I'll ride up north toward Plymouth and River Pines "
"Toward River Pines? Why in the world look there? There's nothing up there, especially this time of year except trappers, hunters and outlaws."
"IF HE'S A BARKLEY THEN HE'LL THINK LIKE ONE. IF I WERE LEAVING MY LONG LOST FAMILY AND HAD A HOLE IN MY STOMACH AND DIDN'T WANT TO BE FOUND AND HAD NO MONEY, I WOULD HEAD UP TO THE MOUNTAINS. HEAL UP AND THEN HEAD UP NORTH OF SACRAMENTO AND FIND WORK. IF HE'S A DOWN ON HIS LUCK COWBOY, well he'll probably do the same thing." Sometimes he was amazed at Jarrod.
Jarrod just studied him. He could see him thinking through what he had said. He could see him picturing the map in his head, following the trails up into the mountains. "If he's gone that way, he'll be awfully hard to find."
"If he's a Barkley, as you believe, and he left because he doesn't want to make any claim on us, then he doesn't want to be found. So if you find him sitting at the hotel in town, he's no Barkley, he's a con man waiting for you to bite." He smiled triumphantly. Now that he was planning the trip, he knew that was what a he would have done. He would have gone to ground up in the mountains to heal up so he could work again. The boy was mountain bred, came from Strawberry, and he'd know that was where he could find game enough to live on while he healed. He figured with a dollar to his name, the boy wasn't going to any town, wouldn't buy him more than two nights in a hotel and couple of meals. That boy was going to need a couple of weeks, maybe a month before he could do hard work.
"How will you find him up there?" Jarrod asked.
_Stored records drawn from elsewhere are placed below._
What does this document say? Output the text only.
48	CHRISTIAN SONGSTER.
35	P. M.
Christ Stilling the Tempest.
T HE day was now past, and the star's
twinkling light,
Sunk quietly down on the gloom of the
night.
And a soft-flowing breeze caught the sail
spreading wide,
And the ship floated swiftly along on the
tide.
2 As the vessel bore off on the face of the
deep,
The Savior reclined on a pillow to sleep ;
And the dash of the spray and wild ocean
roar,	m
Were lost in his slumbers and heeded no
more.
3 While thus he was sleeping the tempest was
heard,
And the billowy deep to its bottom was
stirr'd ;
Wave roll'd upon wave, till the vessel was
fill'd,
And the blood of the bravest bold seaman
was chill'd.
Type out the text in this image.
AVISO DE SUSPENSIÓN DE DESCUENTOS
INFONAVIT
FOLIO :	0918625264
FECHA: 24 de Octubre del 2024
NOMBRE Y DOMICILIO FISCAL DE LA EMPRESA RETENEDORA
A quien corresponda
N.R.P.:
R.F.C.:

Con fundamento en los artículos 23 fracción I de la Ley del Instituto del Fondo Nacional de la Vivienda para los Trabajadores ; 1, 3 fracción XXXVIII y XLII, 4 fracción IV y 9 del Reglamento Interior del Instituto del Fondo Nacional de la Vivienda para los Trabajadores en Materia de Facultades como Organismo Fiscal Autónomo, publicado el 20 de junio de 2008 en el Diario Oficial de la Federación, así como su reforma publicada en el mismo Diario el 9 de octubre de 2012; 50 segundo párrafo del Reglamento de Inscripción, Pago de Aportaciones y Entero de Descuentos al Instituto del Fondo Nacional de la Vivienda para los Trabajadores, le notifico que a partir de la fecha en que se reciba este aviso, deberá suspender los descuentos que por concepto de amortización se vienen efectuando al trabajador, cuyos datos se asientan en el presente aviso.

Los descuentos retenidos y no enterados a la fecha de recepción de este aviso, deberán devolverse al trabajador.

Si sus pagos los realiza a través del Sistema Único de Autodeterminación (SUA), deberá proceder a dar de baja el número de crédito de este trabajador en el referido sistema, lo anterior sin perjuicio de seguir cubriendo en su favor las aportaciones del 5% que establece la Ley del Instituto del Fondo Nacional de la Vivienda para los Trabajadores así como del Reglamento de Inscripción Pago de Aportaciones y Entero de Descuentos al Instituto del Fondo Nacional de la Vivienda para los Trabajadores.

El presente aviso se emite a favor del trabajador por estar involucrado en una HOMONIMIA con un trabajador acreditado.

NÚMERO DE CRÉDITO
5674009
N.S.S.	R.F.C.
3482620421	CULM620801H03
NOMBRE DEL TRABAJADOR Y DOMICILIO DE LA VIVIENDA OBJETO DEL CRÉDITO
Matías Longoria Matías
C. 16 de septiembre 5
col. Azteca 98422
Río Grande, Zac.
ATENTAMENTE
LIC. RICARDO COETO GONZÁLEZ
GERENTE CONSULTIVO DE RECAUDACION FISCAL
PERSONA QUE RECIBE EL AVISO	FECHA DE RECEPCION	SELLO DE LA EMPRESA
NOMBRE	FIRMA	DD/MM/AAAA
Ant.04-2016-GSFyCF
He looked at his brother with astonishment; Jarrod really believed that boy was a Barkley, believed he had left with no thought of the riches here. He almost shook his head. He expected Jarrod would find the boy in the saloon in town smoking cigars and drinking whiskey, knowing he had hit the big time.
"I don't suppose I will. I suspect you'll find him waiting to be discovered in Stockton. But if he's a Barkley and doesn't want to be found, that's the way he went, and if I stop talking and start riding, I should be able to catch up to him in a day or so. He's wounded and can only push himself and his horse so fast. If he's going that way I'll catch him. If I get going now." Saying that, he headed out the door.